You know, he was somebody that growing up in Vermont, like St. Albans, which especially back then, was extremely white. And he moved there with his mom. His mom was Filipino, and Andy moved there. And you could have felt very isolated, moving to this very white place that was out in the middle of nowhere.

He found skateboarding in that community, which accepted him with open arms. And that's something that he always was passionate about: sharing his passions with other people, especially people that might not necessarily have the access or means.

And we mentioned Andy had ALM, acute myeloid leukemia. Can you talk a bit about his search for a match for a bone-marrow transplant? And why now that's such a big part of A_Dog Day?

Yeah. So Andy, you know, was diagnosed with acute myeloid leukemia, and his was especially aggressive. I was his partner, so I went through this process with him.

If you don't have a related donor, like, you know, Andy didn't have siblings. So we had to look for unrelated donor.

Andy is laying down in a hospital room. He has one arm up with his hand in a fist. His other arm is laid down by his side with wire attached. He is receiving a stem cell transplant. He is wearing a green graphic t-shirt, black hoodie, black cap and blue jeans.
Jozie Furchgott Sourdiffe
Andy Williams receives a stem cell transplant.

And there's a national database that is run through the nonprofit Be The Match. So Andy, being Filipino and Black, there wasn't a lot of representation on the database. They said that his chances of finding a donor were 1-in-20-million.

But Andy being Andy, instead of being devastated, he just went full force with you know, educating people about becoming donors, holding bone marrow donor drives and trying to get as many people as we knew signed up on that database.

It was for Andy but we also knew that every person that signed up was such a rare match for somebody else. And if they weren't Andy's match, it would save someone else's life, which has happened. I know people that signed up because of Andy and have been matched and saved other people's lives, which is a really beautiful thing.

Besides carrying on his legacies and passion for music, dance, skateboarding and art was to carry on this education and getting people signed up to the bone-marrow registry.
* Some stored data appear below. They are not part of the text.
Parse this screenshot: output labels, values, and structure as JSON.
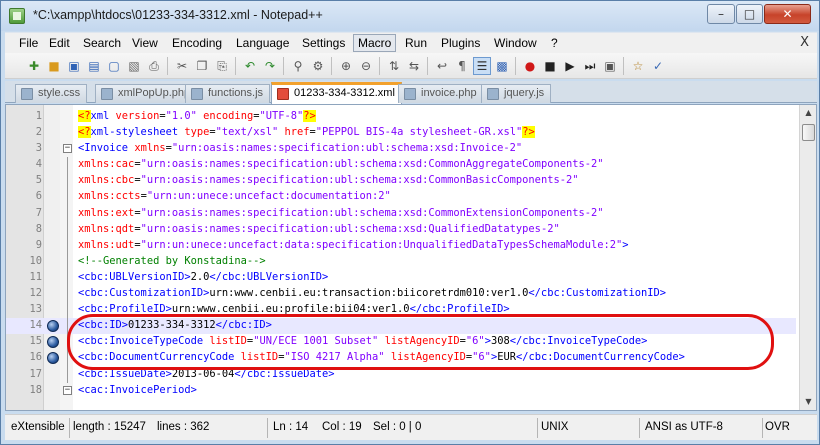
{
  "window": {
    "title": "*C:\\xampp\\htdocs\\01233-334-3312.xml - Notepad++"
  },
  "menu": {
    "items": [
      "File",
      "Edit",
      "Search",
      "View",
      "Encoding",
      "Language",
      "Settings",
      "Macro",
      "Run",
      "Plugins",
      "Window",
      "?"
    ],
    "active": "Macro",
    "close_glyph": "X"
  },
  "tabs": [
    {
      "label": "style.css",
      "active": false
    },
    {
      "label": "xmlPopUp.php",
      "active": false
    },
    {
      "label": "functions.js",
      "active": false
    },
    {
      "label": "01233-334-3312.xml",
      "active": true
    },
    {
      "label": "invoice.php",
      "active": false
    },
    {
      "label": "jquery.js",
      "active": false
    }
  ],
  "editor": {
    "current_line": 14,
    "bookmarked_lines": [
      14,
      15,
      16
    ],
    "lines": [
      {
        "n": "1",
        "segs": [
          [
            "pi",
            "<?"
          ],
          [
            "tag",
            "xml "
          ],
          [
            "attr",
            "version"
          ],
          [
            "text",
            "="
          ],
          [
            "val",
            "\"1.0\""
          ],
          [
            "text",
            " "
          ],
          [
            "attr",
            "encoding"
          ],
          [
            "text",
            "="
          ],
          [
            "val",
            "\"UTF-8\""
          ],
          [
            "pi",
            "?>"
          ]
        ]
      },
      {
        "n": "2",
        "segs": [
          [
            "pi",
            "<?"
          ],
          [
            "tag",
            "xml-stylesheet "
          ],
          [
            "attr",
            "type"
          ],
          [
            "text",
            "="
          ],
          [
            "val",
            "\"text/xsl\""
          ],
          [
            "text",
            " "
          ],
          [
            "attr",
            "href"
          ],
          [
            "text",
            "="
          ],
          [
            "val",
            "\"PEPPOL BIS-4a stylesheet-GR.xsl\""
          ],
          [
            "pi",
            "?>"
          ]
        ]
      },
      {
        "n": "3",
        "fold": "minus",
        "segs": [
          [
            "tag",
            "<Invoice "
          ],
          [
            "attr",
            "xmlns"
          ],
          [
            "text",
            "="
          ],
          [
            "val",
            "\"urn:oasis:names:specification:ubl:schema:xsd:Invoice-2\""
          ]
        ]
      },
      {
        "n": "4",
        "segs": [
          [
            "attr",
            "xmlns:cac"
          ],
          [
            "text",
            "="
          ],
          [
            "val",
            "\"urn:oasis:names:specification:ubl:schema:xsd:CommonAggregateComponents-2\""
          ]
        ]
      },
      {
        "n": "5",
        "segs": [
          [
            "attr",
            "xmlns:cbc"
          ],
          [
            "text",
            "="
          ],
          [
            "val",
            "\"urn:oasis:names:specification:ubl:schema:xsd:CommonBasicComponents-2\""
          ]
        ]
      },
      {
        "n": "6",
        "segs": [
          [
            "attr",
            "xmlns:ccts"
          ],
          [
            "text",
            "="
          ],
          [
            "val",
            "\"urn:un:unece:uncefact:documentation:2\""
          ]
        ]
      },
      {
        "n": "7",
        "segs": [
          [
            "attr",
            "xmlns:ext"
          ],
          [
            "text",
            "="
          ],
          [
            "val",
            "\"urn:oasis:names:specification:ubl:schema:xsd:CommonExtensionComponents-2\""
          ]
        ]
      },
      {
        "n": "8",
        "segs": [
          [
            "attr",
            "xmlns:qdt"
          ],
          [
            "text",
            "="
          ],
          [
            "val",
            "\"urn:oasis:names:specification:ubl:schema:xsd:QualifiedDatatypes-2\""
          ]
        ]
      },
      {
        "n": "9",
        "segs": [
          [
            "attr",
            "xmlns:udt"
          ],
          [
            "text",
            "="
          ],
          [
            "val",
            "\"urn:un:unece:uncefact:data:specification:UnqualifiedDataTypesSchemaModule:2\""
          ],
          [
            "tag",
            ">"
          ]
        ]
      },
      {
        "n": "10",
        "segs": [
          [
            "com",
            "<!--Generated by Konstadina-->"
          ]
        ]
      },
      {
        "n": "11",
        "segs": [
          [
            "tag",
            "<cbc:UBLVersionID>"
          ],
          [
            "text",
            "2.0"
          ],
          [
            "tag",
            "</cbc:UBLVersionID>"
          ]
        ]
      },
      {
        "n": "12",
        "segs": [
          [
            "tag",
            "<cbc:CustomizationID>"
          ],
          [
            "text",
            "urn:www.cenbii.eu:transaction:biicoretrdm010:ver1.0"
          ],
          [
            "tag",
            "</cbc:CustomizationID>"
          ]
        ]
      },
      {
        "n": "13",
        "segs": [
          [
            "tag",
            "<cbc:ProfileID>"
          ],
          [
            "text",
            "urn:www.cenbii.eu:profile:bii04:ver1.0"
          ],
          [
            "tag",
            "</cbc:ProfileID>"
          ]
        ]
      },
      {
        "n": "14",
        "segs": [
          [
            "tag",
            "<cbc:ID>"
          ],
          [
            "text",
            "01233-334-3312"
          ],
          [
            "tag",
            "</cbc:ID>"
          ]
        ]
      },
      {
        "n": "15",
        "segs": [
          [
            "tag",
            "<cbc:InvoiceTypeCode "
          ],
          [
            "attr",
            "listID"
          ],
          [
            "text",
            "="
          ],
          [
            "val",
            "\"UN/ECE 1001 Subset\""
          ],
          [
            "text",
            " "
          ],
          [
            "attr",
            "listAgencyID"
          ],
          [
            "text",
            "="
          ],
          [
            "val",
            "\"6\""
          ],
          [
            "tag",
            ">"
          ],
          [
            "text",
            "308"
          ],
          [
            "tag",
            "</cbc:InvoiceTypeCode>"
          ]
        ]
      },
      {
        "n": "16",
        "segs": [
          [
            "tag",
            "<cbc:DocumentCurrencyCode "
          ],
          [
            "attr",
            "listID"
          ],
          [
            "text",
            "="
          ],
          [
            "val",
            "\"ISO 4217 Alpha\""
          ],
          [
            "text",
            " "
          ],
          [
            "attr",
            "listAgencyID"
          ],
          [
            "text",
            "="
          ],
          [
            "val",
            "\"6\""
          ],
          [
            "tag",
            ">"
          ],
          [
            "text",
            "EUR"
          ],
          [
            "tag",
            "</cbc:DocumentCurrencyCode>"
          ]
        ]
      },
      {
        "n": "17",
        "segs": [
          [
            "tag",
            "<cbc:IssueDate>"
          ],
          [
            "text",
            "2013-06-04"
          ],
          [
            "tag",
            "</cbc:IssueDate>"
          ]
        ]
      },
      {
        "n": "18",
        "fold": "minus",
        "segs": [
          [
            "tag",
            "<cac:InvoicePeriod>"
          ]
        ]
      }
    ]
  },
  "status": {
    "type": "eXtensible",
    "length": "length : 15247",
    "lines": "lines : 362",
    "ln": "Ln : 14",
    "col": "Col : 19",
    "sel": "Sel : 0 | 0",
    "eol": "UNIX",
    "encoding": "ANSI as UTF-8",
    "mode": "OVR"
  },
  "colors": {
    "annotation": "#e01010",
    "active_tab_accent": "#f2a12d",
    "current_line_bg": "#e8e8ff"
  }
}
Because we saw, in real time, the importance and life-changing impact of it.

So, you know, we also wanted to continue that — advocating for people to join, which is literally saving someone's life, because that's something that Andy became passionate about.

Jozie, I'm so sorry for your loss. And thank you for sharing more about Andy with us.

It's nice to be able to talk about the work that we do and talk about Andy. I always love talking about Andy. It brings me a lot of joy, so thank you.

Andy at the beach. He wears a white tank top, knee-length gray cargo shorts, red sun glasses and a black cap, watch on his wrist. Hands in his pocket and looking afar. He stands in the sand, where bundles of tall grass stand. The ocean is in the background. It's dusk.
Jozie Furchgott Sourdiffe
Andy Williams at the beach.

A_Dog Day is Saturday, Aug. 26 in Burlington at the Andy "A_Dog" Williams Skatepark, Nectar's and Metronome.

Mary Williams Engisch is a local host on All Things Considered.